Foreigners

Exchange Student

As a New York-based freelance journalist, I monitor the currency market as closely as I watch the news.

Over the last year, the dollar lost ground against most major currencies, and as a New York-based foreign correspondent, I took the news like other people would celebrate a raise or a promotion. Many people spend part of their breakfasts checking the Dow or their mutual funds—I look at the euro and the Mexican peso. I need to know the exchange rate to figure out how much I’ll be paid.

During the five years that I’ve been living in New York, the fortunes of my bank account have been affected by the ups and downs of the dollar just as much as by the highs and lows of the economy or problems in the magazine industry. I have learned to be alert: If the euro is strong against the dollar, I should milk my Spanish clients as much as I can, because a piece that pays a paltry sum in euros represents a new jacket for me. When the trend moves in the other direction, and the dollar is king, as was the case a year ago, it’s usually bad news. Those are the times when I have to use my exchange-rate-victim speech: “This euro-dollar thing has gotten crazy,” I e-mail across the Atlantic. “Why don’t we just set the price of the forthcoming pieces in dollars? You know, until the whole situation clears up.” (That last caveat is essential, because it lets me switch back to euros when things change.)

Freelancers aren’t the only ones obsessed with the exchange rate, of course: A friend who is on the payroll of a Spanish newspaper is absolutely convinced that the euro creeps up against the dollar at the beginning of each month and dips back down just when her euro-denominated paycheck is calculated and deposited. She claims that in some of these months, she has lost more than $200 paying for dinners and cab fares with strong dollars then receiving weaker dollars a couple of weeks later.

All this wrangling is even trickier when dealing with countries whose currencies are not as strong as the euro. A year ago, the Mexican peso lost almost 30 percent of its value against the dollar. My Mexican editors, for whom I had been writing for years with no major bumps (our prices were always set in dollars), suddenly started sending me horrid e-mails saying that where they used to pay $700, they would now pay $450, and $500 pieces had been reappraised at $300. I told them that my Brooklyn landlord was expecting dollars from me, not Mexican pesos. “We know, we know,” they replied. “But you’ve seen what’s been going on with the dollar and the peso. This is the best we can do.” As a powerless freelance writer, subject to the whims and moods of editors and currencies, I did what I had to do: I caved. I accepted the new prices and worked just as hard for less money.

But I kept an eye on the exchange-rate tables. I even set up a widget on my Mac’s dashboard showing up-to-the-minute rates for the euro, the Mexican peso, and the Argentine peso—the currencies of my three main clients—so I could keep track of them. Six months after being downgraded by the Mexicans, I noticed that the peso had recovered a good chunk of its value.
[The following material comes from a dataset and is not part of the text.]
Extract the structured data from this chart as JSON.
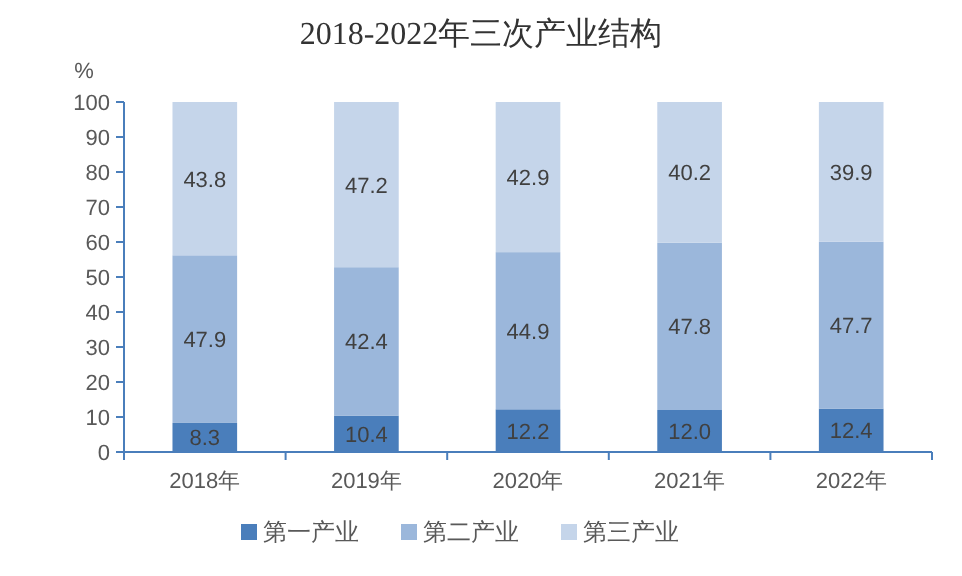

I started to submit invoices for larger amounts that reflected the peso’s newfound strength. Sometimes I told my genial and sympathetic editors, and sometimes I didn’t. After all, I was just reclaiming something that I thought belonged to me.

It worked. Most of the invoices were accepted. Today, the Mexican peso is close to where it was a year ago, and so are my rates.

My professional relationship with Argentina, the country where I was born and grew up, has also been heavily influenced by market fluctuations. For a couple of years after moving to New York, I couldn’t work for Argentine news outlets, because the Argentine peso had become so weak that—this will sound terribly vain, but I assure you, it isn’t—they couldn’t afford me. Inflation, that monster, saved me. The Argentine government decided that a little inflation wouldn’t be so bad if it helped to boost the economy (or overheat it, depending on your point of view), and local prices went up while the Argentine peso maintained its value (around three pesos per dollar). For a couple of years, I went back to writing for the Argentine media—my mother, a devoted fan, liked this very much—and I was paid relatively well. But last year, the government decided to let the peso weaken again, and even my how-low-can-you-go rates were out of reach for them. Now I do only vanity projects in Argentina. A couple of months ago, I received a piddling sum for a long profile and an interview with a winner of the Nobel Prize for Literature, which was featured in one of the country’s main book sections. It didn’t make me rich, but I loved doing it, and my mom was very happy.

Since the dollar has been falling, my inner accountant should be smiling again. But this time the mood is a little different. The stubbornness of the recession and the crisis in the magazine industry are challenges that even the loopiest exchange-rate windfall can’t solve. When you have work, it’s fun to play with currency and scrape an extra $100 here or there. But when there are no assignments, zero euros is always going to equal zero dollars.